Fantasy games and Novels that imbue a sense of wondrous realism,  just can't work in real life.

That's what makes it Fantasy! Fiction. Stories in which we immerse ourselves without suffering the harsh realities of war.

Skyrim Sabre Cat

I played Skyrim for about 3 years, being the only game I played during that time. After around 500 hours game play, I'd became powerful to the point of tedium. I would casually take down a dragon within a few seconds, using a multitude of weapons in which I'd ample training.
I'd finished the main storyline, left roaming the wilderness hunting foxes with no intention of contributing to the land grabbing war between Jarls.

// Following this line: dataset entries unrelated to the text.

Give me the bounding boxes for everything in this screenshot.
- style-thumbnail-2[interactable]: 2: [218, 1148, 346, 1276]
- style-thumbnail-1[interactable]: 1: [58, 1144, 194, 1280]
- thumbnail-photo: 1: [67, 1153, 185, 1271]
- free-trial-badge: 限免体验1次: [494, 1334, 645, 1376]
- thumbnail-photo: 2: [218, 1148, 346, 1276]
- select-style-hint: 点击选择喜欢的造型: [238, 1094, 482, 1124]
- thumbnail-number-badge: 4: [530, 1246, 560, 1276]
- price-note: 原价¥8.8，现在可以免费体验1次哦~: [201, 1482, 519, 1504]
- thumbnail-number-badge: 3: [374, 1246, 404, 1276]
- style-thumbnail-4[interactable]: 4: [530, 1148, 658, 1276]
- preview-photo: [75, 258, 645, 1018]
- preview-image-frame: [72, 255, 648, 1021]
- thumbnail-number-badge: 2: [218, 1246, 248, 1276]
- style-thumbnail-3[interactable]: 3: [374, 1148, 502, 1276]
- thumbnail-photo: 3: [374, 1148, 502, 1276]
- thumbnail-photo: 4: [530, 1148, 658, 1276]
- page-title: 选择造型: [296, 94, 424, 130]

I played Skyrim right up until a few weeks ago when I received The Witcher 3 for my birthday.
I immediately selected the second hardest difficulty as I longed for a new challenge. I subsequently died 32 times in the first few hours of play. Perfect!

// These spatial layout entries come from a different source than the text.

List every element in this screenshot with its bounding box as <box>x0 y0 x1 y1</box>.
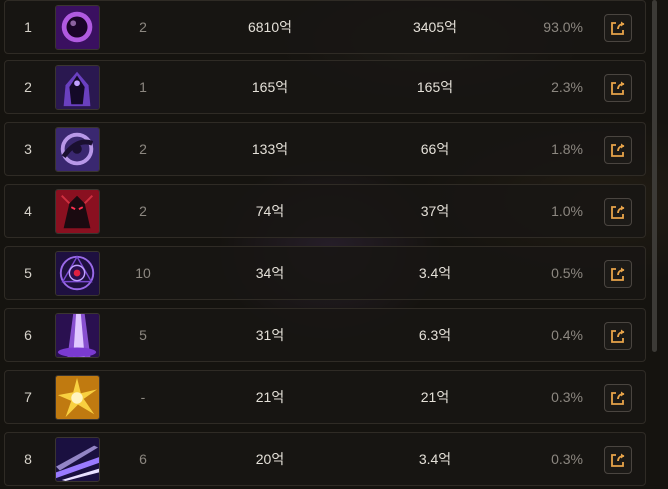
share-icon <box>611 391 625 405</box>
skill-level: - <box>140 389 146 405</box>
share-icon <box>611 81 625 95</box>
share-button[interactable] <box>604 446 632 474</box>
golden-burst-skill-icon <box>55 375 100 420</box>
damage-per-hit: 66억 <box>420 141 450 157</box>
share-button[interactable] <box>604 384 632 412</box>
skill-level: 6 <box>139 451 147 467</box>
rank-number: 8 <box>24 451 32 467</box>
skill-level: 2 <box>139 141 147 157</box>
share-icon <box>611 453 625 467</box>
damage-per-hit: 6.3억 <box>418 327 452 343</box>
rank-number: 6 <box>24 327 32 343</box>
share-button[interactable] <box>604 198 632 226</box>
rank-number: 1 <box>24 19 32 35</box>
damage-per-hit: 3.4억 <box>418 265 452 281</box>
damage-share-percent: 0.3% <box>551 389 583 405</box>
share-icon <box>611 329 625 343</box>
share-icon <box>611 267 625 281</box>
table-row: 7 - 21억 21억 0.3% <box>4 370 646 424</box>
rank-number: 5 <box>24 265 32 281</box>
damage-per-hit: 21억 <box>420 389 450 405</box>
hooded-figure-skill-icon <box>55 65 100 110</box>
share-icon <box>611 143 625 157</box>
rank-number: 3 <box>24 141 32 157</box>
share-button[interactable] <box>604 260 632 288</box>
share-button[interactable] <box>604 74 632 102</box>
table-row: 6 5 31억 6.3억 0.4% <box>4 308 646 362</box>
total-damage: 21억 <box>255 389 285 405</box>
skill-level: 5 <box>139 327 147 343</box>
total-damage: 6810억 <box>247 19 293 35</box>
damage-share-percent: 2.3% <box>551 79 583 95</box>
damage-share-percent: 0.5% <box>551 265 583 281</box>
skill-level: 2 <box>139 19 147 35</box>
dark-swirl-skill-icon <box>55 127 100 172</box>
damage-share-percent: 0.4% <box>551 327 583 343</box>
total-damage: 31억 <box>255 327 285 343</box>
share-button[interactable] <box>604 136 632 164</box>
table-row: 2 1 165억 165억 2.3% <box>4 60 646 114</box>
damage-per-hit: 165억 <box>416 79 454 95</box>
skill-level: 1 <box>139 79 147 95</box>
table-row: 4 2 74억 37억 1.0% <box>4 184 646 238</box>
rank-number: 2 <box>24 79 32 95</box>
share-button[interactable] <box>604 322 632 350</box>
damage-share-percent: 1.0% <box>551 203 583 219</box>
total-damage: 165억 <box>251 79 289 95</box>
table-row: 3 2 133억 66억 1.8% <box>4 122 646 176</box>
damage-per-hit: 3.4억 <box>418 451 452 467</box>
damage-share-percent: 93.0% <box>543 19 583 35</box>
rank-number: 7 <box>24 389 32 405</box>
sigil-eye-skill-icon <box>55 251 100 296</box>
damage-share-percent: 0.3% <box>551 451 583 467</box>
share-button[interactable] <box>604 14 632 42</box>
damage-per-hit: 37억 <box>420 203 450 219</box>
skill-level: 2 <box>139 203 147 219</box>
damage-share-percent: 1.8% <box>551 141 583 157</box>
violet-slash-skill-icon <box>55 437 100 482</box>
share-icon <box>611 205 625 219</box>
scrollbar[interactable] <box>652 0 657 352</box>
share-icon <box>611 21 625 35</box>
purple-pillar-skill-icon <box>55 313 100 358</box>
demon-knight-skill-icon <box>55 189 100 234</box>
rank-number: 4 <box>24 203 32 219</box>
skill-level: 10 <box>135 265 151 281</box>
total-damage: 20억 <box>255 451 285 467</box>
table-row: 1 2 6810억 3405억 93.0% <box>4 0 646 54</box>
total-damage: 74억 <box>255 203 285 219</box>
total-damage: 133억 <box>251 141 289 157</box>
dark-orb-skill-icon <box>55 5 100 50</box>
table-row: 5 10 34억 3.4억 0.5% <box>4 246 646 300</box>
damage-per-hit: 3405억 <box>412 19 458 35</box>
table-row: 8 6 20억 3.4억 0.3% <box>4 432 646 486</box>
total-damage: 34억 <box>255 265 285 281</box>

The Witcher 3 is so well developed its rekindled my imagination , and re-inspired the idea of a real life RPG, which brings with it all the impossible real life limitations. Damn it!

The Witcher 3

So I pose this question. What CAN be done?

In Skyrim, certain skills can be obtained and increased like Smithing weapons and armour, learn archery and swordplay both single handed and two handed weapons. Hunt animals for food and skins for leather. In the Witcher, Geralts fighting style, such as his jump spin attacks for example, are very similar to kung fu fighting styles. In both games your character can ride various horses, even compete in horse races. All of these things improve with experience. The more you do, the more you learn, the better you get. Just like in real life. Now we are onto something.

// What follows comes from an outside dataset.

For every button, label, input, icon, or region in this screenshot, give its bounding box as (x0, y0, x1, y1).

There are many real things that can be achieved all of which I have little to no experience at all.

So here in lies the challenge .

I have never fired an arrow from a bow. I have never smithed a sword or built armour. I have very little training with swords and weapons. I've never hunted animals with traditional weapons for food and fur, and so forth.

I've never ridden a horse into the wilderness wearing the armour I built, with the weapons I smithed, to hunt animals for food and skins and returned to cook the meat, to tan leather for use in building improved weapons and armour.

All of these things I would like to experience.

Over the next few years I will need study books about blacksmithing, leather craft, meet with knife makers and join the local archery club. Learn sword play from a fencing master and continue my training in Shaolin Kung Fu. Converse with Cosplayers and medievil reenactment groups and maybe even learn a bit about our real history in which the fantasy worlds are often based upon.

All progress will be documented here at The Temple of the Arcane Arts as my experience points increase with every achievement.

Thus turning my reality into an real life RPG.